The stomatogastric ganglion of lobsters (Homarus or Jasus) contains a large number of gamma-aminobutyric acid-immunoreactive processes originating from ten fibres in the single input nerve, the stomatogastric nerve. The cell bodies and axonal pathways of these ten fibres have been identified using gamma-aminobutyric acid immunohistochemistry in combination with Lucifer Yellow staining (double labelling) and nickel chloride backfilling (selective gamma-aminobutyric acid immunoinhibition). It is shown that eight gamma-aminobutyric acid-immunoreactive neurons project to the stomatogastric ganglion: gamma-aminobutyric acid neurons 1 and 2, found posterior to the oesophageal ganglion, entering the stomatogastric nerve via the oesophageal nerve as well as sending an axonal branch into each superior oesophageal nerve; gamma-aminobutyric acid neurons 3 and 4, found anterior to the oesophageal ganglion, each sending an axonal branch into each inferior oesophageal nerve to reach the stomatogastric nerve via the commissural ganglion and the superior oesophageal nerve; and gamma-aminobutyric acid neurons 5 and 6, found in each commissural ganglion, projecting into the stomatogastric nerve via the inferior oesophageal nerve, the oesophageal ganglion and the oesophageal nerve.

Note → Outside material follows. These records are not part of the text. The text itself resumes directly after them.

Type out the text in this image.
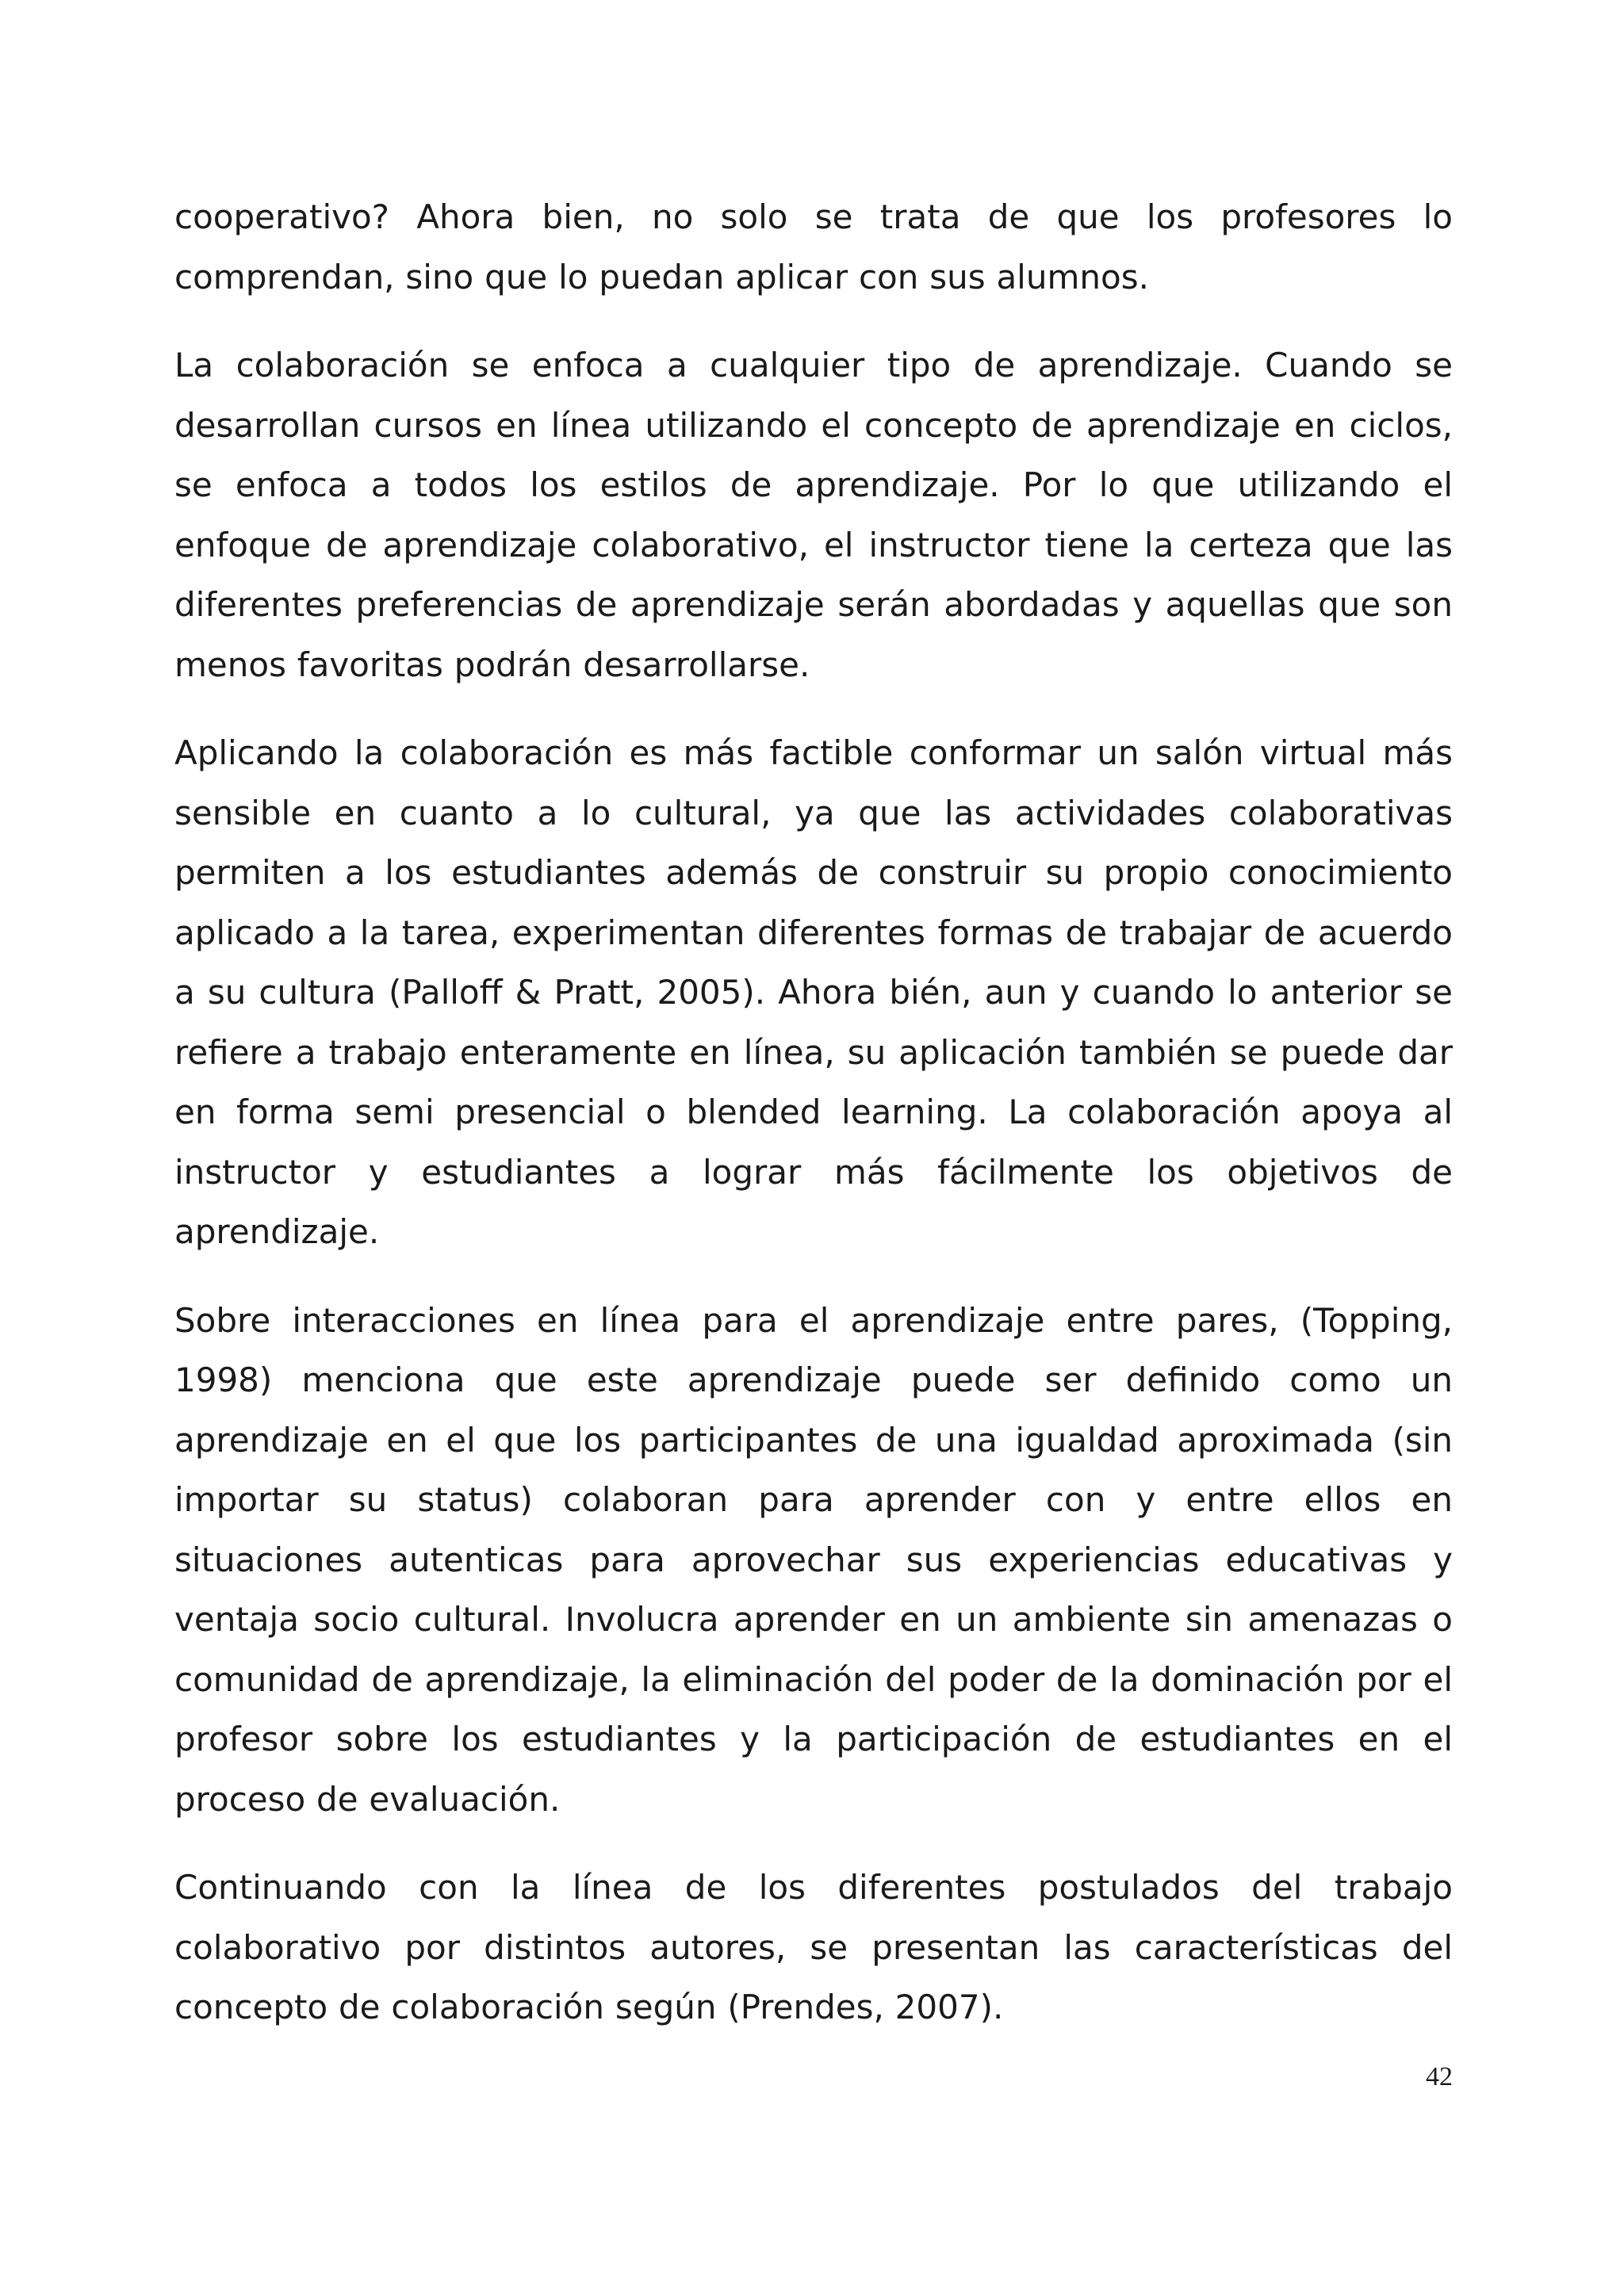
cooperativo? Ahora bien, no solo se trata de que los profesores lo comprendan, sino que lo puedan aplicar con sus alumnos.

La colaboración se enfoca a cualquier tipo de aprendizaje. Cuando se desarrollan cursos en línea utilizando el concepto de aprendizaje en ciclos, se enfoca a todos los estilos de aprendizaje. Por lo que utilizando el enfoque de aprendizaje colaborativo, el instructor tiene la certeza que las diferentes preferencias de aprendizaje serán abordadas y aquellas que son menos favoritas podrán desarrollarse.

Aplicando la colaboración es más factible conformar un salón virtual más sensible en cuanto a lo cultural, ya que las actividades colaborativas permiten a los estudiantes además de construir su propio conocimiento aplicado a la tarea, experimentan diferentes formas de trabajar de acuerdo a su cultura (Palloff & Pratt, 2005). Ahora bién, aun y cuando lo anterior se refiere a trabajo enteramente en línea, su aplicación también se puede dar en forma semi presencial o blended learning. La colaboración apoya al instructor y estudiantes a lograr más fácilmente los objetivos de aprendizaje.

Sobre interacciones en línea para el aprendizaje entre pares, (Topping, 1998) menciona que este aprendizaje puede ser definido como un aprendizaje en el que los participantes de una igualdad aproximada (sin importar su status) colaboran para aprender con y entre ellos en situaciones autenticas para aprovechar sus experiencias educativas y ventaja socio cultural. Involucra aprender en un ambiente sin amenazas o comunidad de aprendizaje, la eliminación del poder de la dominación por el profesor sobre los estudiantes y la participación de estudiantes en el proceso de evaluación.

Continuando con la línea de los diferentes postulados del trabajo colaborativo por distintos autores, se presentan las características del concepto de colaboración según (Prendes, 2007).

42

These gamma-aminobutyric acid-immunoreactive neurons were also characterized by electrophysiological methods coupled with Lucifer Yellow labelling, and their picrotoxin-sensitive effects on several stomatogastric ganglion neurons were demonstrated. The present results provide a firm basis for further studies concerning the physiological significance of one class of neurochemically-defined input neurons to stomatogastric ganglion networks.